When you have your goal cost, write it down, along with your notes about the competition, and prepare for battle.
Make the call
With notes in hand, find the customer service number for your cable provider, call them up, and tell them your bill is too expensive and you’d like a better price. Most companies have an entire “retention department” dedicated to keeping you as a customer—in fact, you may even be able to Google that department’s number and call them directly. They’ll be happy to help.
At this stage, the customer service reps will let you know of any current promotions they are running for existing customers—this usually ends up being a paltry discount. In some cases, they may even try to upsell you a better package “for only $5 more!” But this is just the first layer of discounts they’re allowed to offer. You can go much deeper.
Tell them thank you, but you’re really looking to save more than that. Reiterate the price you used to pay, and mention that their competitor is offering a similar plan for $X per month. At this point, they’ll likely put you on hold to “see what they can do.” Make sure you act polite and pleasant during this exchange—if you behave antagonistically, so will the representative.
After a minute or two, the rep will come back with another number, usually still above what you’re asking. Confirm your commitment to your goal price. At this point, they may say that’s the best they can do—they’re hoping to call your bluff. You can take the deal, or you can skip straight to Expert Mode and let them know you’d rather cancel your service and go with their competitor.

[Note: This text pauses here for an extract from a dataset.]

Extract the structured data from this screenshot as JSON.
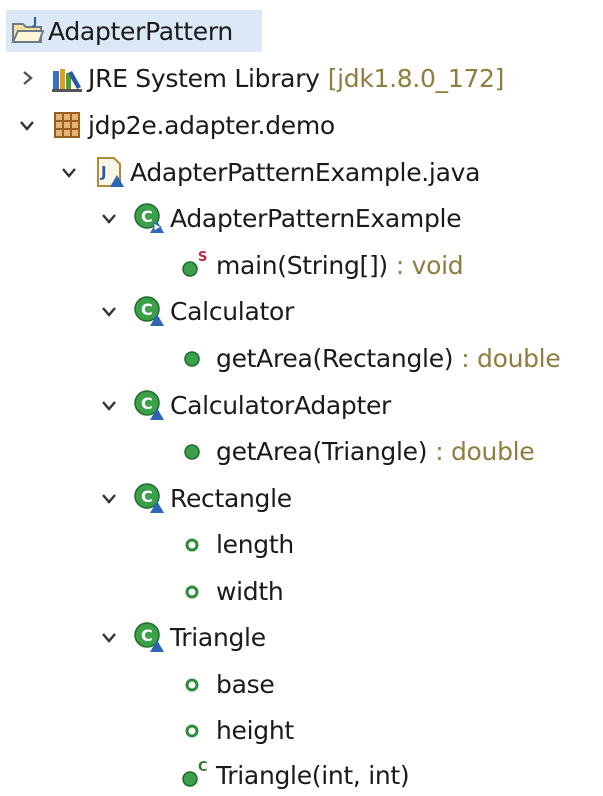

The more willing you are to walk away, the better your deal will be. I’ve had representatives put me on hold multiple times, telling me they’re “double checking” their promotions and coming back with lower numbers every time I asked to cancel.

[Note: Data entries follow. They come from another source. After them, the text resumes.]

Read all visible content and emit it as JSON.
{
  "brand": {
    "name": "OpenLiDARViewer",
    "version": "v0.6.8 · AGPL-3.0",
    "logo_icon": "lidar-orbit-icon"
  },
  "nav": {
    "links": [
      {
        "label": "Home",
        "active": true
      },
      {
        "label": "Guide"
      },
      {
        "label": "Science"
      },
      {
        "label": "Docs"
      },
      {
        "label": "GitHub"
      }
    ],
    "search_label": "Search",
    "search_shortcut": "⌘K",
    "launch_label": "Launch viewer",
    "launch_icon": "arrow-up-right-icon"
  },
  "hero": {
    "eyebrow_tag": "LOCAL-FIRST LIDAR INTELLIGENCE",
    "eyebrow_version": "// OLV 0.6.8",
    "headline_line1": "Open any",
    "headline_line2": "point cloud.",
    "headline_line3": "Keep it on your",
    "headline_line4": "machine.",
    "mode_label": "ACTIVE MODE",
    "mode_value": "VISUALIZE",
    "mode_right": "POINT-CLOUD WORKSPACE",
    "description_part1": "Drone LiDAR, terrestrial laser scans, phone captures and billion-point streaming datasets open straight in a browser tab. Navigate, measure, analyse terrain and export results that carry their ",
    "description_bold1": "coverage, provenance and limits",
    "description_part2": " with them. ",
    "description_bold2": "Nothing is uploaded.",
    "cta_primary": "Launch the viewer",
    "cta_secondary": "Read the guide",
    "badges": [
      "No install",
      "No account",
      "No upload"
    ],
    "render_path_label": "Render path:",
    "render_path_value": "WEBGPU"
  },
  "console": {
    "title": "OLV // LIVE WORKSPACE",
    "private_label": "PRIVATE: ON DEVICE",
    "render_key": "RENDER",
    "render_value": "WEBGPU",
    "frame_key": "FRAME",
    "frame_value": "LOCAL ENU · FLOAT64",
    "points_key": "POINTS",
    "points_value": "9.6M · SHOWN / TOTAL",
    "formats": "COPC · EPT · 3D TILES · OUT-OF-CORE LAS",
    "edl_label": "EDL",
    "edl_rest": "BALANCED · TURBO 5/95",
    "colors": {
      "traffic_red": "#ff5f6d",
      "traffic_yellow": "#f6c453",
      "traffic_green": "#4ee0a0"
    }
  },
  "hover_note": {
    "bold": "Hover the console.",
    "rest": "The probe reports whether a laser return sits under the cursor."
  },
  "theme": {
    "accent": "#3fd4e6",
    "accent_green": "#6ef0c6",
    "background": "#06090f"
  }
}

Just be aware that the fewer competitors you have in your area, the harder this will be, and the less of a deal you may be able to get. Still, if you stand your ground, you should at least manage to get back down to the introductory price you originally had. And if not, hey—there’s always the option of actually cancelling and taking the competitor’s better offer!
Your exact experience may vary: I’ve had friendly reps bend over backward to help me get what I want, and I’ve had reps that were straight-up hostile, lying to me about what their competitors offered and threatening to shut down my service immediately instead of at the end of the month. It’s just the luck of the draw. But after holding my ground, at the last minute, every single rep I’ve talked to has put me on hold again and come back with a better deal.
Take notes and set a reminder for next time
After you hang up, take a moment to jot down some notes about your call—the name of the rep you talked to, the discounts they offered, and the deal you were ultimately able to nab. Stash that note in safe place—it’ll be handy to have later on.
Over the next few months, keep an eye on your bill to ensure they honor the deal you struck. I’ve seen my cost go unchanged before, forcing me to call the company back and do it all over again. In one situation, my bill went down, but they also downgraded my service—which I did not agree to. The notes I had saved helped me stand my ground. Keep your scribbles in mind as you check your bill and your speeds to make sure they honor their end of the bargain
Even if the company follows through, most of the deals you’re offered will only last six months to a year. When your bill increases after that period, you’ll have to call back and do it all again. Set a reminder on your calendar, and be ready with your notes when that time comes.
This process feels a bit nerve-racking the first time you do it, but after a bit of practice, you’ll be a pro. Plus, you’ll be sitting on a bit of extra cash. In my case, a 15 minute phone call helped me save $240 per year—not a bad deal.